Synergistic effects of CO2 sequestration on mechanical, microstructural, and environmental performance in carbonated MgO-based ECC
Zihao Song, Suming Chen, Tianyu Wang, Haoliang Wu
Abstract
Reactive magnesium oxide (MgO) cement (RMC) presents a promising approach to reducing CO 2 emissions and mitigating environmental impacts in cement production. Owing to its capacity to form a durable, high-strength matrix, RMC is particularly suitable for producing Engineered Cementitious Composites (ECC) with enhanced structural integrity. This study leveraged RMC’s high carbonation potential to assess its influence on the sustainability and mechanical performance of carbonated MgO-based ECC. Specifically, the effects of varying MgO content on mechanical properties, crack patterns, and microstructure were investigated across six mix designs, with MgO dosages ranging from 40 % to 70 % of the binder, under both standard and accelerated carbonation curing conditions. Results indicated that higher MgO dosages improved compressive and flexural strengths, with CM0.7 (70 % MgO) achieving a compressive strength increase from 30.02 MPa to 63.62 MPa over 28 days. Microstructural analyses via SEM-EDS and XRD revealed carbonation-induced densification, enhancing crack control and fiber-matrix bonding. The study concludes that increasing MgO content enhances both the sustainability and mechanical resilience of carbonated MgO-based ECC, though optimal dosing is necessary to balance strength gains with dimensional stability.

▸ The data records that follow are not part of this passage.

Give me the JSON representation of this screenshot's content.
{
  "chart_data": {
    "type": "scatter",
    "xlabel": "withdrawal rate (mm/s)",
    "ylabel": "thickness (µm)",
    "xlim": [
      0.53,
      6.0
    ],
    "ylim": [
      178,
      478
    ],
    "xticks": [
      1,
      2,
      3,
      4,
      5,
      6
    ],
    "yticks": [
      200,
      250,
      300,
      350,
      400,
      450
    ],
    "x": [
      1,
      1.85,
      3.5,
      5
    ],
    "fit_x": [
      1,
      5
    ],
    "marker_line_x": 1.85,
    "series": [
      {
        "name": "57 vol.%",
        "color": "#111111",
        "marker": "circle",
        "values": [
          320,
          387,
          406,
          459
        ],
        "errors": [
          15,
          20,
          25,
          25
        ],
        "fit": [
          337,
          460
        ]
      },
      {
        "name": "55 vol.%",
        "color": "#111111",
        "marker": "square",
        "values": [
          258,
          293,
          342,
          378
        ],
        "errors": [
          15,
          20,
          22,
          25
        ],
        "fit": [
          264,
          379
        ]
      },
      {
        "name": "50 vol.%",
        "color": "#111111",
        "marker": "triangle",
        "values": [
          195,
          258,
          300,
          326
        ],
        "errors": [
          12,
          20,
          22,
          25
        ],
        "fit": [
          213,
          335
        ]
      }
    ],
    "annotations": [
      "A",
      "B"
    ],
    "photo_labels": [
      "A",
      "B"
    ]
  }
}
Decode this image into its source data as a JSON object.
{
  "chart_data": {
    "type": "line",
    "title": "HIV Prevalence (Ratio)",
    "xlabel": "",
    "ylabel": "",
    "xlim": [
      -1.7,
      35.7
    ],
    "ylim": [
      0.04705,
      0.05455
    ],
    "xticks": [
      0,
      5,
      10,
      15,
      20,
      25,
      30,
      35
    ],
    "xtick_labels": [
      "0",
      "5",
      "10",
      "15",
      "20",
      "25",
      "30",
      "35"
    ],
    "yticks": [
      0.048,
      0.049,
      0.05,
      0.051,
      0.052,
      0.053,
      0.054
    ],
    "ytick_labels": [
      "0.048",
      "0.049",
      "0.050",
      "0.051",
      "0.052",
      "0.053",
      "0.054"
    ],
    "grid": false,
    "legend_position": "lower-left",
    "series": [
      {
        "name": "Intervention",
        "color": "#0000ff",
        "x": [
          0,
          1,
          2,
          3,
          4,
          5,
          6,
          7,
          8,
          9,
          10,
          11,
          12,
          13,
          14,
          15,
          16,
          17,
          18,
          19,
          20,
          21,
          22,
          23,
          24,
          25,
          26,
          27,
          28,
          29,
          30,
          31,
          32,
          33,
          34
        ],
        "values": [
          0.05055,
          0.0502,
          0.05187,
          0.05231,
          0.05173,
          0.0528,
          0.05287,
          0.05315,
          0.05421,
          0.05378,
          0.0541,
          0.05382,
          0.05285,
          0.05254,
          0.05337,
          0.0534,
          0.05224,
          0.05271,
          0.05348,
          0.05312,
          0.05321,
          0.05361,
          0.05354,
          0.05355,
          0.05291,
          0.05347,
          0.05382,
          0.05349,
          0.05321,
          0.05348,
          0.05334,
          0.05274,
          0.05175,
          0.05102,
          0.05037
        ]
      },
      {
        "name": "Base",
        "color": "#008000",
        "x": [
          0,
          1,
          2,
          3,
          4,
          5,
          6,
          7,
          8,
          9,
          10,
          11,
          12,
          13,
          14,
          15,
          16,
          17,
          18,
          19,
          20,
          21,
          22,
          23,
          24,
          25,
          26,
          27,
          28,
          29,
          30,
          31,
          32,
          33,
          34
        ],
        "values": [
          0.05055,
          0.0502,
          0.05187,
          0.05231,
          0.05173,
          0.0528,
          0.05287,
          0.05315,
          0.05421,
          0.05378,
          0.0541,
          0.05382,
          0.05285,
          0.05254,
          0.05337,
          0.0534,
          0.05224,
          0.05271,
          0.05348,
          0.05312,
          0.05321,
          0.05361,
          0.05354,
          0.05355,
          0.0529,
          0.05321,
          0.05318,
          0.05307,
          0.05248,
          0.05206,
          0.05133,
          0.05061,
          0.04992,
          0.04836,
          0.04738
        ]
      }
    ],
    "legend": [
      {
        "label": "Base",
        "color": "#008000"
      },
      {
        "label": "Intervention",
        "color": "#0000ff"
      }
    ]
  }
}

These findings underscore the potential of carbonated MgO-based ECC as an environmentally favorable option for sustainable construction applications. • Higher MgO content enhances compressive strength up to 63.62 MPa in 28 days. • Carbonation densifies the microstructure, improving crack control and fiber bonding. • MgO-based ECC balances sustainability with mechanical performance. • Optimal MgO dosing improves strength while maintaining dimensional stability.